Currently, it only works in Ubuntu, and will fail to work in MacOS or Windows.
cd
to the dir where this readme is located on your machine. For example, like this:
cd /SOME_PATH/PBCTDCT
Create and activate a virtual environment (note: don't change its name; it must be "loggers_env"):
virtualenv -p python3 loggers_env
source 'loggers_env/bin/activate'
sudo apt install libcairo2-dev libgirepository1.0-dev
pip3 install -r requirements.txt
sudo apt-get install pulseaudio-utils lame mpg123
In many cases, it should work from the box, after you've installed the general requirements. But if it doesn't, this could help:
sudo apt-get update && sudo apt-get upgrade
sudo apt-get install libasound-dev portaudio19-dev libportaudio2 libportaudiocpp0
sudo apt-get install libatlas-base-dev
Download ZPAQ source code from here: http://mattmahoney.net/dc/zpaq715.zip
Unpuck the zip and navigate to the dir with the contents.
delete .o files from it (if exist)
cd
to the dir.
Make the exec:
make
A file named "zpaq" will apper inside the folder.

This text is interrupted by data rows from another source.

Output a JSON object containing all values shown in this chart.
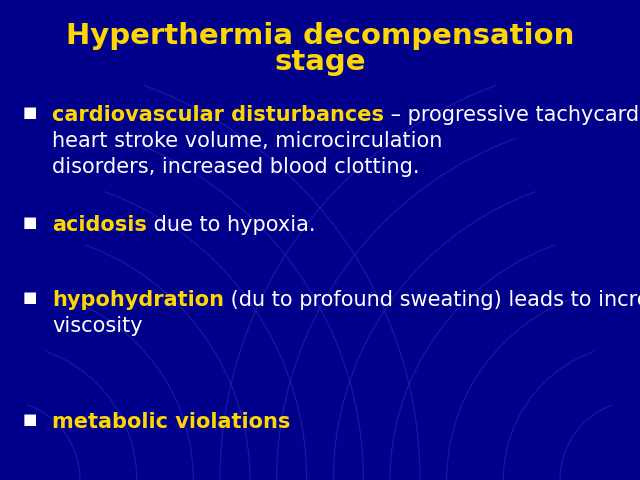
{
  "title_line1": "Hyperthermia decompensation",
  "title_line2": "stage",
  "title_color": "#FFD700",
  "bg_color": "#00008B",
  "arc_color": "#2222AA",
  "white": "#FFFFFF",
  "gold": "#FFD700",
  "font": "DejaVu Sans",
  "title_fs": 21,
  "body_fs": 15,
  "bullet_fs": 11,
  "bullet_char": "■",
  "bullets": [
    {
      "highlight": "cardiovascular disturbances",
      "rest_lines": [
        " – progressive tachycardia, decrease of",
        "heart stroke volume, microcirculation",
        "disorders, increased blood clotting."
      ],
      "highlight_color": "#FFD700",
      "rest_color": "#FFFFFF"
    },
    {
      "highlight": "acidosis",
      "rest_lines": [
        " due to hypoxia."
      ],
      "highlight_color": "#FFD700",
      "rest_color": "#FFFFFF"
    },
    {
      "highlight": "hypohydration",
      "rest_lines": [
        " (du to profound sweating) leads to increased blood",
        "viscosity"
      ],
      "highlight_color": "#FFD700",
      "rest_color": "#FFFFFF"
    },
    {
      "highlight": "metabolic violations",
      "rest_lines": [],
      "highlight_color": "#FFD700",
      "rest_color": "#FFFFFF"
    }
  ]
}
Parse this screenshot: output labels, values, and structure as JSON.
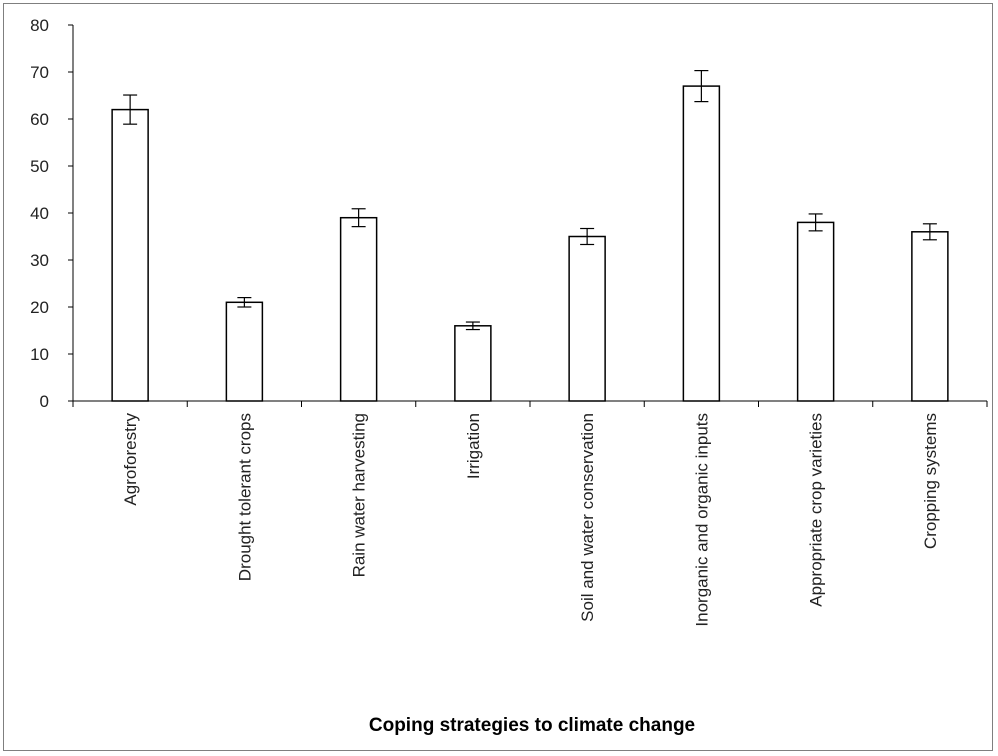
{
  "chart_data": {
    "type": "bar",
    "title": "",
    "xlabel": "Coping strategies to climate change",
    "ylabel": "",
    "ylim": [
      0,
      80
    ],
    "yticks": [
      0,
      10,
      20,
      30,
      40,
      50,
      60,
      70,
      80
    ],
    "grid": false,
    "legend": "none",
    "categories": [
      "Agroforestry",
      "Drought tolerant crops",
      "Rain water harvesting",
      "Irrigation",
      "Soil and water conservation",
      "Inorganic and organic inputs",
      "Appropriate crop varieties",
      "Cropping systems"
    ],
    "values": [
      62,
      21,
      39,
      16,
      35,
      67,
      38,
      36
    ],
    "error": [
      3.1,
      1.0,
      1.9,
      0.8,
      1.7,
      3.3,
      1.8,
      1.7
    ],
    "colors": {
      "bar_fill": "#ffffff",
      "bar_stroke": "#000000",
      "axis": "#000000",
      "frame": "#7f7f7f"
    }
  }
}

Rename it to "zpaq715" and place it in the dir where this readme is located.
python3 launcher.py
if the launch is successful, you should see:
- five
logger_
processes in the gnome-system-monitor, one process for each logger - the screenshots and other data will start to apper in the dir where this readme is located on your machine
The loggers work independently of each other. Thus, if some of them are down (e.g. due to broken dependencies), others will continue to work.
After each relaunch, the script will try to archive the previously collected data, and do it as follows:
- it creates zips
- it creates zpaqs (the much more compact archives than zips)
- it checks if zpaqs are valid
- if they are valid, the script deleted zips, to keep only zpaqs.
This way, if zpaqs somehow fail, the data will still be archived in zips.
Depending on your machine's compute, the archival could take a hour or longer.
The logging will not start until the previous training data is archived (we are working on fixing this limitation).